С того дня ни минуты не забывал он о своей старости. Бросился в Персию, гнал по степям, плыл по рекам, вернулся здоровым, но знал, что это лишь вид. Припадки были такими же, как раньше: цепенело тело, пропадало сознание, шла пена, и не в том было дело. Когда схватило первый раз поясницу и железный вкус появился во рту, он только покривился. Потом лежал с неделю, принимал снадобья, что давал Блюментрост, стало полегче. Но боль оставалась. Невидимая, неощутимая, присутствовала она при нем постоянно, днем и ночью. Он ездил в ялике по Неве, сам греб до устатку, шел смотреть спуск фрегата, ходил но саду своими бегущими шагами, и была лишь слабость в теле. Когда снова явилась боль, он знал, что она и не уходила.

Он яростно вскочил, отбросил ногой тяжелый корабельный табурет, закричал запрягать. Сквозь хлещущий осенний дождь скакал смотреть Ладожский канал.

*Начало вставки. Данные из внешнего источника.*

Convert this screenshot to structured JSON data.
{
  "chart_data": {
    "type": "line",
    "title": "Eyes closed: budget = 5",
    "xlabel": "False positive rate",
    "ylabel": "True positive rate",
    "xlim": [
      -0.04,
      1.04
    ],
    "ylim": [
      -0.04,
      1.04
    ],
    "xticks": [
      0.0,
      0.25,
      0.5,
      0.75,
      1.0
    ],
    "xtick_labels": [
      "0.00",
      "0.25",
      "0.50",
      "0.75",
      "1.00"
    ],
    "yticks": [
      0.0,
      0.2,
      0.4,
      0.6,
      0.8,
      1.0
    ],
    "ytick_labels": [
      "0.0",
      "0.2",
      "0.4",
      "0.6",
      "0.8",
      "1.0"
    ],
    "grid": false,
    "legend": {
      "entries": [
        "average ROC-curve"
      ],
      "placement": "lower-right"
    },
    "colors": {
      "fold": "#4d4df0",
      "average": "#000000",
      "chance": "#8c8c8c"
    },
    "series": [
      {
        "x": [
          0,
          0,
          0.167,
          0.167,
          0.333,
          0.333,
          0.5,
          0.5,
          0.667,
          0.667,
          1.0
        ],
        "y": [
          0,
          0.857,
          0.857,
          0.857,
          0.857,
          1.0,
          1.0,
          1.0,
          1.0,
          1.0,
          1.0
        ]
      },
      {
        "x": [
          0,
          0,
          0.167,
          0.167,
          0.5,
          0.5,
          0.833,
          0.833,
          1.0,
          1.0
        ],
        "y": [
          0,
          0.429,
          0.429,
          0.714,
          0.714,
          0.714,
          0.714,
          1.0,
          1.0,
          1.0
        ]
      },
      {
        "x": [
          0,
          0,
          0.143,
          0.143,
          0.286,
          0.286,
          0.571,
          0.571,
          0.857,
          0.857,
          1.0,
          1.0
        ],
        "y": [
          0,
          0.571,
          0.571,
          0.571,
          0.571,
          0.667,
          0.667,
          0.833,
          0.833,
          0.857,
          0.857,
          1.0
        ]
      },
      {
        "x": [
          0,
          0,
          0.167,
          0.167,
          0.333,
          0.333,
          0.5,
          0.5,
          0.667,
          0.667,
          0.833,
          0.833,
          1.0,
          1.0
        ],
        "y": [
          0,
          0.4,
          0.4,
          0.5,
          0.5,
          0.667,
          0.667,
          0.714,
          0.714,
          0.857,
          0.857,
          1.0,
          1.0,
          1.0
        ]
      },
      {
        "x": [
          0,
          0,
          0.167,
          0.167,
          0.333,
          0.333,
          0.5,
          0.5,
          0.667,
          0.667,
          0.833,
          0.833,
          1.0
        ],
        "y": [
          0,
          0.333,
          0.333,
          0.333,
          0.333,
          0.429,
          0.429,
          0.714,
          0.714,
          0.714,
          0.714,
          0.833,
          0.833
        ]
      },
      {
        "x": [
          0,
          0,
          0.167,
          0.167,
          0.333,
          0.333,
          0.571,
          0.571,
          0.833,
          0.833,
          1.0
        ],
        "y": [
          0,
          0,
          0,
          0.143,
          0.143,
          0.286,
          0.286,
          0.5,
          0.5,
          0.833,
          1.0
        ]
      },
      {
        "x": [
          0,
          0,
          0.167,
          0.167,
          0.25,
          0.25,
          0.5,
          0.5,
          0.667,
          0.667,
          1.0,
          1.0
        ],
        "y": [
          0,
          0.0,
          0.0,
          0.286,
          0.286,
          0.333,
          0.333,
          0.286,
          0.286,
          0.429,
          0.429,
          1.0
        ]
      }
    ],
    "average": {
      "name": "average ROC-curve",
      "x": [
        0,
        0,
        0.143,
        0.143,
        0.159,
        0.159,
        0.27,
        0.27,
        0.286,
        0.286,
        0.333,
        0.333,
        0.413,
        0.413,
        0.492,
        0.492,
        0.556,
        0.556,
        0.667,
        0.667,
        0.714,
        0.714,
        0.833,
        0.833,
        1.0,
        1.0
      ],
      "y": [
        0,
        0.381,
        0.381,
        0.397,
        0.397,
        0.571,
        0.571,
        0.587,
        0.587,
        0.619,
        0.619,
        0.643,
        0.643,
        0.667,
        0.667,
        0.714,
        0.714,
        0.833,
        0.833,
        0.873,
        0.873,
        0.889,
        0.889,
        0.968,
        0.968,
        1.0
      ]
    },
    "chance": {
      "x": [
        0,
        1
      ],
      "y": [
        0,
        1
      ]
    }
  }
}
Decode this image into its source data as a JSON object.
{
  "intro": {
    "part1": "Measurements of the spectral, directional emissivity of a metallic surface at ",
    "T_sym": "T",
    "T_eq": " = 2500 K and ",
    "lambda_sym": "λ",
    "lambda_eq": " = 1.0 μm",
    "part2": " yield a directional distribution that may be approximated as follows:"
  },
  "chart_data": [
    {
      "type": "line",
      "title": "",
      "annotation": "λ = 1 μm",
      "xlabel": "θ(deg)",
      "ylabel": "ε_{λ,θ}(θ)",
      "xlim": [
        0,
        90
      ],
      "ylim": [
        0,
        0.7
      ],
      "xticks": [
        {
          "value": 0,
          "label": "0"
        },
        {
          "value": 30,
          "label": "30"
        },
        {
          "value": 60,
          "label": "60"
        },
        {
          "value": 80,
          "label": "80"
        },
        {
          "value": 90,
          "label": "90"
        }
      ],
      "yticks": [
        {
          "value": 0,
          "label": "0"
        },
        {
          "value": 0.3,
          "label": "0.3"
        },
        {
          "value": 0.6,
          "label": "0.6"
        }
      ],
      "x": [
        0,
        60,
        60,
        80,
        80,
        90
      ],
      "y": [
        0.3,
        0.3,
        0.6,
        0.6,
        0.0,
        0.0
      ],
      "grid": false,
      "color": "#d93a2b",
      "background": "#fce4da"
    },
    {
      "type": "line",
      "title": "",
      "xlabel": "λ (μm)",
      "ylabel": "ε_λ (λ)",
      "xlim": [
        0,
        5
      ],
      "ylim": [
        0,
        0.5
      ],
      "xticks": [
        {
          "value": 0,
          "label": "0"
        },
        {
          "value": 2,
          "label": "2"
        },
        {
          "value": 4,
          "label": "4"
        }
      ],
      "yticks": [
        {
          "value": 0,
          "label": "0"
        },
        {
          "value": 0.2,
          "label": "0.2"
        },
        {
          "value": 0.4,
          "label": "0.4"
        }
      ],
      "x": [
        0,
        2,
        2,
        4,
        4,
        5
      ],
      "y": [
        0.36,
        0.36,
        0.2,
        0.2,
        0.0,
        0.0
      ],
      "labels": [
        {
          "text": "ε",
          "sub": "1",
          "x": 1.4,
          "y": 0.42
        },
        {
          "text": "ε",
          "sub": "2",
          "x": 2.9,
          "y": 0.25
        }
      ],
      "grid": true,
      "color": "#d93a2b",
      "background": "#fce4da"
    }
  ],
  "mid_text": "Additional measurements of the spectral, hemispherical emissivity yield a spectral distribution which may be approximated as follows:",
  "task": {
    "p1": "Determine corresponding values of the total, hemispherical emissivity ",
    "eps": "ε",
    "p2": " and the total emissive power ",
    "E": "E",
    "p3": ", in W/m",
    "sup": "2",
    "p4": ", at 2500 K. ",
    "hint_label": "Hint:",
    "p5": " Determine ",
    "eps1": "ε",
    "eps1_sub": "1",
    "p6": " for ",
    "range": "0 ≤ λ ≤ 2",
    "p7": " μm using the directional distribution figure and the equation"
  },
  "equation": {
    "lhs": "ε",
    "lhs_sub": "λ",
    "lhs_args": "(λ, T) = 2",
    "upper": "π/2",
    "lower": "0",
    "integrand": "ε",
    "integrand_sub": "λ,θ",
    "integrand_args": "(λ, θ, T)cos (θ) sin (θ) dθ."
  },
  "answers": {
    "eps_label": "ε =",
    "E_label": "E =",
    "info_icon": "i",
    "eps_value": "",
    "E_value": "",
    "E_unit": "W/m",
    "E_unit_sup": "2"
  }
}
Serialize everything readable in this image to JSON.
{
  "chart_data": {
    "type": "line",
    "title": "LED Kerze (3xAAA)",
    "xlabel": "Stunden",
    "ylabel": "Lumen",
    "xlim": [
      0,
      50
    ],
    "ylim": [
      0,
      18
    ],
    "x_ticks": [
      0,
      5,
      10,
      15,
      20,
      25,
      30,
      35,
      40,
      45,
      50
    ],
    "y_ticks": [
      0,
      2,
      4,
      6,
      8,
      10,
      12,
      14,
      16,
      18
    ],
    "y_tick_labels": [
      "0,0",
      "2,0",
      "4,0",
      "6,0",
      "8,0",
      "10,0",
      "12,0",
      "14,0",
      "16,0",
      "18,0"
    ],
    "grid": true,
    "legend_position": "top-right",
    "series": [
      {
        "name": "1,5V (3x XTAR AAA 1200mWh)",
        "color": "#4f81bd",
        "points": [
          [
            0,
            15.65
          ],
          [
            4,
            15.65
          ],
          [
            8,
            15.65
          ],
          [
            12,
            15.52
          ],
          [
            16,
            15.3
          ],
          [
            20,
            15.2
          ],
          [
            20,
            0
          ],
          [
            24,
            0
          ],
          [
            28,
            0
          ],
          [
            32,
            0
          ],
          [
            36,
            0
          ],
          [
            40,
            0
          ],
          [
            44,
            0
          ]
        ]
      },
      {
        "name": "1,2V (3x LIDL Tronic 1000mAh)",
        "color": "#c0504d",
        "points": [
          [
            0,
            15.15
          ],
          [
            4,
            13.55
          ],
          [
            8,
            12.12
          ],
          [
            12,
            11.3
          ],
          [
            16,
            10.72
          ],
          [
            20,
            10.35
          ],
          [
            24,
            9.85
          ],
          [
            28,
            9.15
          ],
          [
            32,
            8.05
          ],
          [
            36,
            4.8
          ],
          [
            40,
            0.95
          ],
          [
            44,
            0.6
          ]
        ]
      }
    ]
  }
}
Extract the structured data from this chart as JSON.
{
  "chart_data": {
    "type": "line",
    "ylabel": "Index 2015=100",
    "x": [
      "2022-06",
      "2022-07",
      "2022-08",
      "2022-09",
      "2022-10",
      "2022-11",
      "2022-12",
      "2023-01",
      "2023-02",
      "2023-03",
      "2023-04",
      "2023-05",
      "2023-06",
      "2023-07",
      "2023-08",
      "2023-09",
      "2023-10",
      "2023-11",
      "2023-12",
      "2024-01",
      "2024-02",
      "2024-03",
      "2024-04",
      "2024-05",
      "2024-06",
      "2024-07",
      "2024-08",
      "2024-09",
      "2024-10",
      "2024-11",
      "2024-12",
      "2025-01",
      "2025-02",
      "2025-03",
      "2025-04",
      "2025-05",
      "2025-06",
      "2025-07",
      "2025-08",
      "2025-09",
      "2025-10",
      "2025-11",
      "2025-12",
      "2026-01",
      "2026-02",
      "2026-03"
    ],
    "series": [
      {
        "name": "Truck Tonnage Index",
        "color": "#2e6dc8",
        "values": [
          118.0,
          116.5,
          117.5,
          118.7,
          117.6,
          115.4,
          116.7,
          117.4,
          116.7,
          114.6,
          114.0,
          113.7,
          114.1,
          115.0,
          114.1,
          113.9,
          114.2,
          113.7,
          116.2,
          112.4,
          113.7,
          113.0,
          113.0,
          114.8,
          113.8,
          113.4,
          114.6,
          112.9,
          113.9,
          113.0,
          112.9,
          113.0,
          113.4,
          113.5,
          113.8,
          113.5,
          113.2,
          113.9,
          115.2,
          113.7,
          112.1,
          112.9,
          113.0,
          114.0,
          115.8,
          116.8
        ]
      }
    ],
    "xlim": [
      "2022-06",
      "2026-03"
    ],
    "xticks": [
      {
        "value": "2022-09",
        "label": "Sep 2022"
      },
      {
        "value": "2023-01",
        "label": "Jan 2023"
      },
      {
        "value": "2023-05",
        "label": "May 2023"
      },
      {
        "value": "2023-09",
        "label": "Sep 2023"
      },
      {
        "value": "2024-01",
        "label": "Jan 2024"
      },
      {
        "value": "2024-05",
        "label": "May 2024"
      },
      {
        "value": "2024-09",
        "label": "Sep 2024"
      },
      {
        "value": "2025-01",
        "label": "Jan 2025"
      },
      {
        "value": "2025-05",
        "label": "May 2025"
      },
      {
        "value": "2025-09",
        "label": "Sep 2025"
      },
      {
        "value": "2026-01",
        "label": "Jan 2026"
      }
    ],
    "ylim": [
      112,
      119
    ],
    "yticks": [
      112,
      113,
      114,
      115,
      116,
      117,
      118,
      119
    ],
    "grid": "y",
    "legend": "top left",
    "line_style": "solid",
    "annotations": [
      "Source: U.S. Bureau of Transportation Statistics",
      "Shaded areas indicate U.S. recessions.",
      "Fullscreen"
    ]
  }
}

Вода стояла в нем темная, недвижная, даже не пузырилась от дождя, но ею можно было проехать вглубь: к Ильменю, к Волге, к Хвалынским берегам, где горячее солнце. Потом на Олонецком заводе, отодвинув боль, долго и тяжко ковал он трехпудовый железный брус. Роями летали искры из-под тяжкого молота. Железо поддавалось постепенно, не уступая первому удару. Сначала обозначилась пушка-болванка, потом что-то круглое, безымянное; и наконец столб для судовой крепежки – точно такой, какой он в первый раз увидел в Антверпене. Несколько таких тумб выковал он когда-то самолично, и они стоят, вкопаны в низкий берег на Котлине и у Торговой гавани. Проходя там, он знал, какие столбы от его руки…

Стерев пот, он упал в возок и поскакал в Старую Руссу посмотреть, как варят соль по новому способу, взятому от англичан. Снежная крупа сыпала на Валдае, когда водой поехал он назад, в град святого апостола, чьим именем звался. Не доезжая Лахты, не выдержал – пересел в возок. Ехал полдня и тут увидел залив и тонущий бот…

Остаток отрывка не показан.